Question: Is my Wal-Mart Stores Inc. stock going to revive?
Answer: The world's largest retailer fared well early in the recession as consumers became more budget-conscious.
Since then, however, persistently high U.S. unemployment and some uncharacteristic mistakes in merchandising have slowed Wal-Mart down. Indicative of its struggles have been several key executive departures.
The retailer's shares are up 1.1% this year so far, after dropping 4.7% last year. The company is in excellent financial shape but must cope with continuing economic uncertainties, including the potential for deflation in grocery prices.
International growth is crucial for Wal-Mart. The company has more than 8,500 stores in 15 countries, nearly half of them in the U.S. About one-fourth of its profit comes from overseas.
The company has offered to acquire Massmart Holdings, which has stores in 13 African countries, for more than $4 billion. But labor unions in South Africa, where Massmart is based, have fought the deal.

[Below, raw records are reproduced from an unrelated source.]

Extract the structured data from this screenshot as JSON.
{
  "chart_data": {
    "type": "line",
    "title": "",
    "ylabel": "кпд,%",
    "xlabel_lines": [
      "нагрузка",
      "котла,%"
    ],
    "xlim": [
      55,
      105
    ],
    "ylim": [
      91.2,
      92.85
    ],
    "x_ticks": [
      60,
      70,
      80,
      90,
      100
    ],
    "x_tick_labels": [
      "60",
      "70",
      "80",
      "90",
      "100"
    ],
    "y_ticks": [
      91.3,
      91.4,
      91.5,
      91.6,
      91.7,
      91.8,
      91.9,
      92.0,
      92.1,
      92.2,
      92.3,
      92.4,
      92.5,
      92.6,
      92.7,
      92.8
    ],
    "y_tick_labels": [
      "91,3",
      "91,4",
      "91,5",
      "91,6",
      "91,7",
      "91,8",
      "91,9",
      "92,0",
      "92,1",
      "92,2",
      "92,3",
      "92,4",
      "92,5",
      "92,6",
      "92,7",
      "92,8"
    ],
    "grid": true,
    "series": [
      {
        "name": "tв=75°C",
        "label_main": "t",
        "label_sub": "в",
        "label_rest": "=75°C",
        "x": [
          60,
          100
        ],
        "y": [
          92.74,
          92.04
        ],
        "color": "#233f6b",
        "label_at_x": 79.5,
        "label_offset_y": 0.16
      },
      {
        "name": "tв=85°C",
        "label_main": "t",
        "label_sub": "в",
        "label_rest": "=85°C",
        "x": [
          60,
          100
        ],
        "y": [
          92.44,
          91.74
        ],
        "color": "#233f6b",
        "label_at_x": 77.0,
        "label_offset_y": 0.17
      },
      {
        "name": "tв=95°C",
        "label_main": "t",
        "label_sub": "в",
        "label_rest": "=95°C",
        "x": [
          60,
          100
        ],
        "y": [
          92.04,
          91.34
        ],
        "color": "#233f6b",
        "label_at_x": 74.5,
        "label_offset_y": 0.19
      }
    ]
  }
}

Among recent moves in the U.S., Wal-Mart has begun selling Apple Inc.'s iPad tablet computer as well as marketing cellphone service with no contract and a flat monthly fee. The company also has partnered with health insurer Humana Inc. to offer a Medicare Part D prescription plan at one price nationwide.
On the expense side, Wal-Mart recently said it would no longer make profit-sharing contributions for all employees but instead would match a worker's own 401(k) contributions of up to 6% of pay. The company faces a number of employee-discrimination lawsuits.
Wall Street firms on average rate Wal-Mart a "buy," according to Thomson Reuters. That includes 14 "strong buys," nine "buys" and seven "holds."
Analysts on average expect Wal-Mart's earnings to increase 10% this year and next year, compared with projected industrywide increases of 52% this year and 20% next year.
• Stock fund outranks most of its peers
Question: Fidelity Low-Priced Stock fund was recommended to me. Do you consider it a good choice for my retirement account?
Answer: Star portfolio manager Joel Tillinghast has run this $30-billion fund since its inception in 1989 and has more than $1 million of his own money invested in it, indicating he is on board with the interests of shareholders.
This low-volatility, low-cost fund, which owns more than 900 stocks, emphasizes companies with share prices of $35 or less and keeps about one-third of its portfolio in foreign firms.
The fund has earned a total return of 15% in the last year, ranking it above average among so-called mid-cap blend funds. Its three-year annualized decline of 0.6% places it in the top 15% of its peers, and its 10-year annualized return of 11% puts it in the top 1%.
Consumer-service stocks account for 22% of the fund's portfolio value, with other concentrations in consumer goods, healthcare and industrial materials.
The fund has a relatively low annual expense ratio of 0.99%. A $2,500 minimum initial investment is required to buy shares, but there is no sales charge.